Von Bedeutung war in den 70er Jahren dazu die "Ohren auf"-Gruppe, die sich zum Ziel setzte, die zeitgenössische Musik mit Konzerten, Seminaren und Debatten zu fördern. Aus dieser Gruppe junger Komponisten ging unter anderem Magnus Lindberg hervor, dessen provokante und klangstarke Komposition "Kraft" gemeinsam mit einer Sibelius-Aufführung den Auftakt des Finnland-Programms auf dem Musikfestival bildete. "Kraft" wurde im Berlin der späten 80er Jahre komponiert, wo Lindberg damals als Stipendiat lebte und viele Inspirationen aus dem musikalischen Underground aufnahm.
Die Sibelius-Akademie
Eine Rolle bei der Entdeckung großer Talente spielte vor allem die hervorragende musikpädagogische Arbeit der Sibelius-Akademie in Helsinki. Zu nennen wären unter anderem Esa-Pekka Salonen, Direktor des Los Angeles Philharmonic Orchestra, Sakari Oramo, Chefdirigent des City of Birmingham Orchestra, und Jukka-Pekka Saraste, Erster Gastdirigent des Finnish Radio Symphony Orchestra, die als Dirigenten und Komponisten auf dem Schleswig-Holstein Musik Festival auftraten. Alle drei waren Schüler von Jorma Panula, Helsinkis legendärem "Dirigentenmacher".

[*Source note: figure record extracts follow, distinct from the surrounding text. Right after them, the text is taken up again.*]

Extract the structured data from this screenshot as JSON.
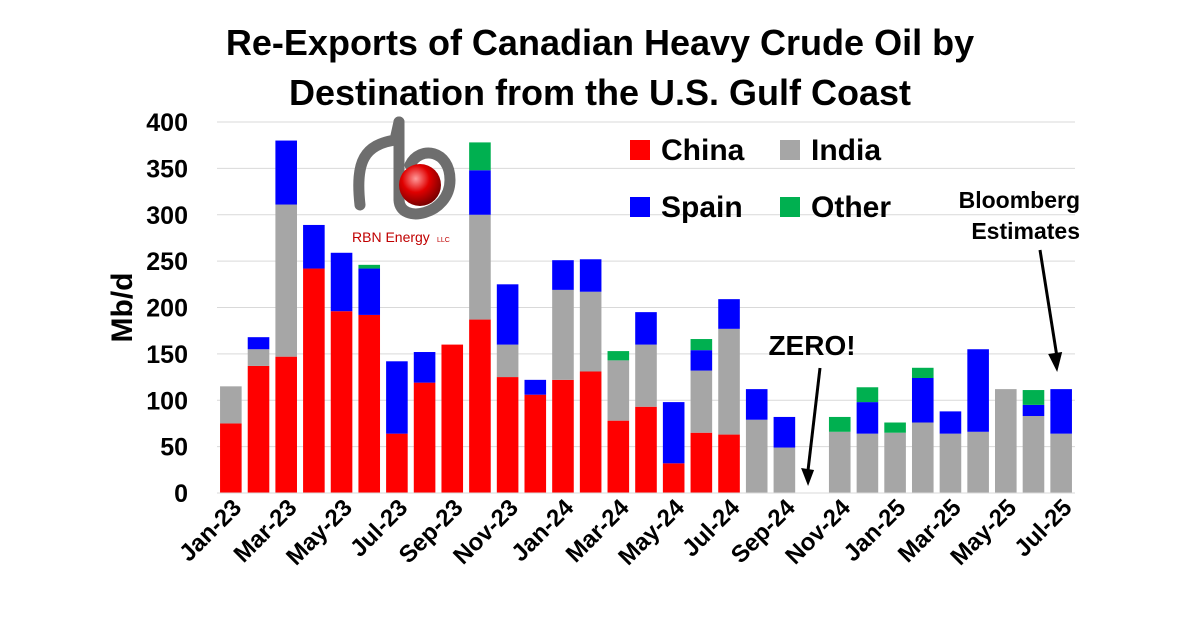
{
  "chart_data": {
    "type": "bar",
    "stacked": true,
    "title_line1": "Re-Exports of Canadian Heavy Crude Oil by",
    "title_line2": "Destination from the U.S. Gulf Coast",
    "ylabel": "Mb/d",
    "xlabel": "",
    "ylim": [
      0,
      400
    ],
    "yticks": [
      0,
      50,
      100,
      150,
      200,
      250,
      300,
      350,
      400
    ],
    "grid": true,
    "legend_position": "top-right",
    "categories": [
      "Jan-23",
      "Feb-23",
      "Mar-23",
      "Apr-23",
      "May-23",
      "Jun-23",
      "Jul-23",
      "Aug-23",
      "Sep-23",
      "Oct-23",
      "Nov-23",
      "Dec-23",
      "Jan-24",
      "Feb-24",
      "Mar-24",
      "Apr-24",
      "May-24",
      "Jun-24",
      "Jul-24",
      "Aug-24",
      "Sep-24",
      "Oct-24",
      "Nov-24",
      "Dec-24",
      "Jan-25",
      "Feb-25",
      "Mar-25",
      "Apr-25",
      "May-25",
      "Jun-25",
      "Jul-25"
    ],
    "x_tick_labels": [
      "Jan-23",
      "Mar-23",
      "May-23",
      "Jul-23",
      "Sep-23",
      "Nov-23",
      "Jan-24",
      "Mar-24",
      "May-24",
      "Jul-24",
      "Sep-24",
      "Nov-24",
      "Jan-25",
      "Mar-25",
      "May-25",
      "Jul-25"
    ],
    "series": [
      {
        "name": "China",
        "color": "#ff0000",
        "values": [
          75,
          137,
          147,
          242,
          196,
          192,
          64,
          119,
          160,
          187,
          125,
          106,
          122,
          131,
          78,
          93,
          32,
          65,
          63,
          0,
          0,
          0,
          0,
          0,
          0,
          0,
          0,
          0,
          0,
          0,
          0
        ]
      },
      {
        "name": "India",
        "color": "#a6a6a6",
        "values": [
          40,
          18,
          164,
          0,
          0,
          0,
          0,
          0,
          0,
          113,
          35,
          0,
          97,
          86,
          65,
          67,
          0,
          67,
          114,
          79,
          49,
          0,
          66,
          64,
          65,
          76,
          64,
          66,
          112,
          83,
          64
        ]
      },
      {
        "name": "Spain",
        "color": "#0000ff",
        "values": [
          0,
          13,
          69,
          47,
          63,
          50,
          78,
          33,
          0,
          48,
          65,
          16,
          32,
          35,
          0,
          35,
          66,
          22,
          32,
          33,
          33,
          0,
          0,
          34,
          0,
          48,
          24,
          89,
          0,
          12,
          48
        ]
      },
      {
        "name": "Other",
        "color": "#00b050",
        "values": [
          0,
          0,
          0,
          0,
          0,
          4,
          0,
          0,
          0,
          30,
          0,
          0,
          0,
          0,
          10,
          0,
          0,
          12,
          0,
          0,
          0,
          0,
          16,
          16,
          11,
          11,
          0,
          0,
          0,
          16,
          0
        ]
      }
    ],
    "annotations": [
      {
        "text": "ZERO!",
        "category": "Oct-24"
      },
      {
        "text": "Bloomberg\nEstimates",
        "category": "Jul-25"
      }
    ]
  },
  "logo": {
    "brand": "RBN Energy",
    "suffix": "LLC"
  }
}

Zu den spannendsten Ereignissen des Festivals zählte daher ein Workshop mit Panula und Salonen, in dem die Meister ihre Erfahrungen an junge Komponisten aus 27 Nationen weitergaben. Damit lebte die Idee der Dirigenten-Meisterklasse wieder auf, die Leonard Bernstein in den 80er Jahren auf Schloß Salzau, Sitz des Landeskulturzentrums und der Orchesterakademie des Schleswig-Holstein Musikfestivals, initiiert hatte. So erhielten blutjunge Komponisten auf dem Weg zum Pult, junge Musikerinnen und Musiker die seltene Chance, von den großen Dirigenten zu lernen.
Der Meisterkurs "Dirigieren" auf Schloss Salzau
Die Probe von Esa-Pekka Salonen, der salopp gekleidet in T-Shirt und Jeans in Salzaus berühmter Probenscheune Sibelius' "Finlandia" dirigierte, besuchte ein Kritiker: "Salonen dirigiert zunächst mit einer sehr zurückgenommenen Sparsamkeit, meidet die ausladend-dekorative Gebärde, kommt aber bald heraus aus dieser Sachlichkeit. Um 'mehr Mezzopiano als Mezzoforte' bitteet er beim Eiinsatz des schweren Blechs und treibt die Streicher in ein expressives Crescendo. Und weil nun auch das Blech nicht mehr brütet, sondern mitjubiliert, entwirft Salonen eine Klanglandschaft von epischer Dringlichkeit."
Dazu wird den jungen Leuten der Auftritt des 71-jährigen Jorma Panula in Erinnerung bleiben. Klein und unauffällig im Auftreten, entpuppte sich dieser ganz und gar nicht als "Zuchtmeister", "Alleswisser" und "strudelnder Born dirigentischer Kniffe und Rezepte".
Sänger und Instrumentalisten
Das Finnland-Programm bot dazu Gesangstars auf wie die Sopranistinnen Camilla Nylund und Soile Isokoski, oder die Bassisten Matti Salminen und Jaakko Ryhänen. Daneben waren in den letzten Tagen Instrumentalsolisten zu hören, darunter Olli Mustonen, der zu den originellsten Pianisten der internationalen Szene gehört. Mustonen spielte Griegs Klavierkonzert und trat zusammen mit dem Pekka Kuusisto auf, um ein kombinatorisch ungewöhnliches Bach-Schostakowitsch-Programm vorzustellen. Eine schillernde Künstlerfigur Finnlands ist ohne Zweifel der Klarinettist Kari Kriikku, der in Mozarts berühmtem Klarinettenkonzert brillierte.
Das 15 Millionen Mark teure Schleswig-Holstein Musik Festival ist das größte in Deutschland. Geboten wurden in diesem Jahr 129 Konzerte an 58 Spielstätten, darunter Schlösser, Scheunen und private Herrenhäuser, in 41 Orten. Noch bis zum 2. September stehen Konzerte auf dem Programm.